On the Accuracy of Vaisala RS41 versus RS92 Upper-Air Temperature Observations
The accuracy of Vaisala RS92 versus RS41 global radiosonde soundings, emphasizing stratospheric temperature, is assessed from January 2015 to June 2017 using ~311 500 RS92 and ~65 800 RS41 profiles and three different reference data sources. First, numerical weather prediction (NWP) model outputs are used as a transfer medium to produce relative RS92 and RS41 comparisons by analyzing observation minus NWP model background (OB–BG) and observation minus analysis (OB–AN) differences using the NOAA Climate Forecast System Reanalysis (CFSR; both comparisons) and the operational European Centre for Medium-Range Weather Forecasts (ECMWF) model (OB–AN comparison only).
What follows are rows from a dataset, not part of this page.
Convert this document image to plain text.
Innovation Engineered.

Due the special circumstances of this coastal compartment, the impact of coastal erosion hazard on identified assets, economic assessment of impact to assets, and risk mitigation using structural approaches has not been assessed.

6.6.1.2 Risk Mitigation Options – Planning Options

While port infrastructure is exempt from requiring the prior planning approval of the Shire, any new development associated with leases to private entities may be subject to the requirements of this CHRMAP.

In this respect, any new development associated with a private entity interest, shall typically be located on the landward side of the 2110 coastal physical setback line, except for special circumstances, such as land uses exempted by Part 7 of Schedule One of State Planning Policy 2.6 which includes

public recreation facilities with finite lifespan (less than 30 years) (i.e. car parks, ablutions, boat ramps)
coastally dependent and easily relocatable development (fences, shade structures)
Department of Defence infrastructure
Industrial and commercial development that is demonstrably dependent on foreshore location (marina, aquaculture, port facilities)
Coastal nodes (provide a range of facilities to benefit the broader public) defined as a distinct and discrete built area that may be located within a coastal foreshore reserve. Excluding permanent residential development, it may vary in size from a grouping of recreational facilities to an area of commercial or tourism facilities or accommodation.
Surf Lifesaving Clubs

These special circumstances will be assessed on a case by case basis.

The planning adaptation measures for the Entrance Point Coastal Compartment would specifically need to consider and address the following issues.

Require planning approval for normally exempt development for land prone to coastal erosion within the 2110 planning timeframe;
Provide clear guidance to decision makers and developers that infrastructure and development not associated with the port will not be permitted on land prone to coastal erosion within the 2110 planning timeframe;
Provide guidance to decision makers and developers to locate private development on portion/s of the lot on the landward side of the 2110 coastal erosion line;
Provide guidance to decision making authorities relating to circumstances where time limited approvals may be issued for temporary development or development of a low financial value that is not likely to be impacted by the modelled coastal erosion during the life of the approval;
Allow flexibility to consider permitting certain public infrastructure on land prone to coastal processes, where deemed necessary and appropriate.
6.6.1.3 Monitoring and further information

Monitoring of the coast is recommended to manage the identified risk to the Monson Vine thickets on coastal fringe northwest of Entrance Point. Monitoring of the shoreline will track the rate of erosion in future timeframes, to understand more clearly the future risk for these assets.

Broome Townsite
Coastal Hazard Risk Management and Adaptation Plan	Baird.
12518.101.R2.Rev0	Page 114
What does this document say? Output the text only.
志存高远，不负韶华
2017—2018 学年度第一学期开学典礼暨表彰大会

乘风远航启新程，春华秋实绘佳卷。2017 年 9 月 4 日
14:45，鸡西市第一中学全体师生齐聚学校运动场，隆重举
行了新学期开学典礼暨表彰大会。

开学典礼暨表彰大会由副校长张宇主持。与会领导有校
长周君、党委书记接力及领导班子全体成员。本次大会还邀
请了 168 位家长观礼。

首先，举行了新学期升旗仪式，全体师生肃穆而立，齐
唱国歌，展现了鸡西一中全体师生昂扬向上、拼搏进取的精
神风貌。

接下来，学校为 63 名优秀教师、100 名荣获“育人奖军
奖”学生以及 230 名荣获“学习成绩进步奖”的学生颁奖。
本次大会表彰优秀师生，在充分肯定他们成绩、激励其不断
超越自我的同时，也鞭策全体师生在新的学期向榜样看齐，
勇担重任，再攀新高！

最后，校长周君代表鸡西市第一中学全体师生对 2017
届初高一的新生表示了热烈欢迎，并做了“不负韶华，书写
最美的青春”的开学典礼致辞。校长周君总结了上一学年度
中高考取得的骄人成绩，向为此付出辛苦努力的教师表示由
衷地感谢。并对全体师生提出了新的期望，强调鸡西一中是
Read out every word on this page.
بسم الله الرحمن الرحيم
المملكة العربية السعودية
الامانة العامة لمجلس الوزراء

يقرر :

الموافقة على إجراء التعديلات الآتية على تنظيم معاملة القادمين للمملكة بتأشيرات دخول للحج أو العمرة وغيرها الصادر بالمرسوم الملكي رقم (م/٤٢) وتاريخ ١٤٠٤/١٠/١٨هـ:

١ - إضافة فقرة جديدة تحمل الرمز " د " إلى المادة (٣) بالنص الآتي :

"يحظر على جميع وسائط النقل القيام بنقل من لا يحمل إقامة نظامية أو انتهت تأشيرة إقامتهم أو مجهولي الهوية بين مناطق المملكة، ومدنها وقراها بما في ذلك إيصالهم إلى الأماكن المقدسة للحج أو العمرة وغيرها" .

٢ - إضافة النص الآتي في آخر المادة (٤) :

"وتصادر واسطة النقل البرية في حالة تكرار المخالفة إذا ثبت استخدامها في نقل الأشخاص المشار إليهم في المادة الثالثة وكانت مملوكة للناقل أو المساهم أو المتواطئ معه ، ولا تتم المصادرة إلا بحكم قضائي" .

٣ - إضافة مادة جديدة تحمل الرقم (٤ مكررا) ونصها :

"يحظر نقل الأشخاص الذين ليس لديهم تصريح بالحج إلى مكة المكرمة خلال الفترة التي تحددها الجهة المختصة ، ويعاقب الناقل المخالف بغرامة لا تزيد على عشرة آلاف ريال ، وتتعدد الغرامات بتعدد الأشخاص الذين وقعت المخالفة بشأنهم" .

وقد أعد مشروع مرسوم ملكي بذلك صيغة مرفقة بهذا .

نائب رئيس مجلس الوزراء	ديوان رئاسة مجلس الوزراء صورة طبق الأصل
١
Second, GPS radio occultation (GPSRO) dry temperature profiles are directly compared with radiosondes, using GPSRO data from the University Corporation for Atmospheric Research (UCAR) Constellation Observing System for Meteorology, Ionosphere and Climate (COSMIC) and EUMETSAT Radio Occultation Meteorology (ROM) Satellite Application Facility (SAF). Third, dual launches (RS92 and RS41 suspended from the same balloon) at five sites allow direct assessments. Comparisons of RS92 versus RS41 from all reference data sources are basically consistent. These two sondes agree well with global average temperature differences <0.1–0.2 K in the lower stratosphere from 51.5 to 26.1 hPa based on global stations and the dual launches. RS41 appears to be less sensitive than RS92 to changes in solar elevation angle. This study indicates that nighttime RS92 and RS41 radiosonde temperature biases are negligible, but infers a stratospheric cold bias (<0.5 K) in the CFSR and ECMWF model data.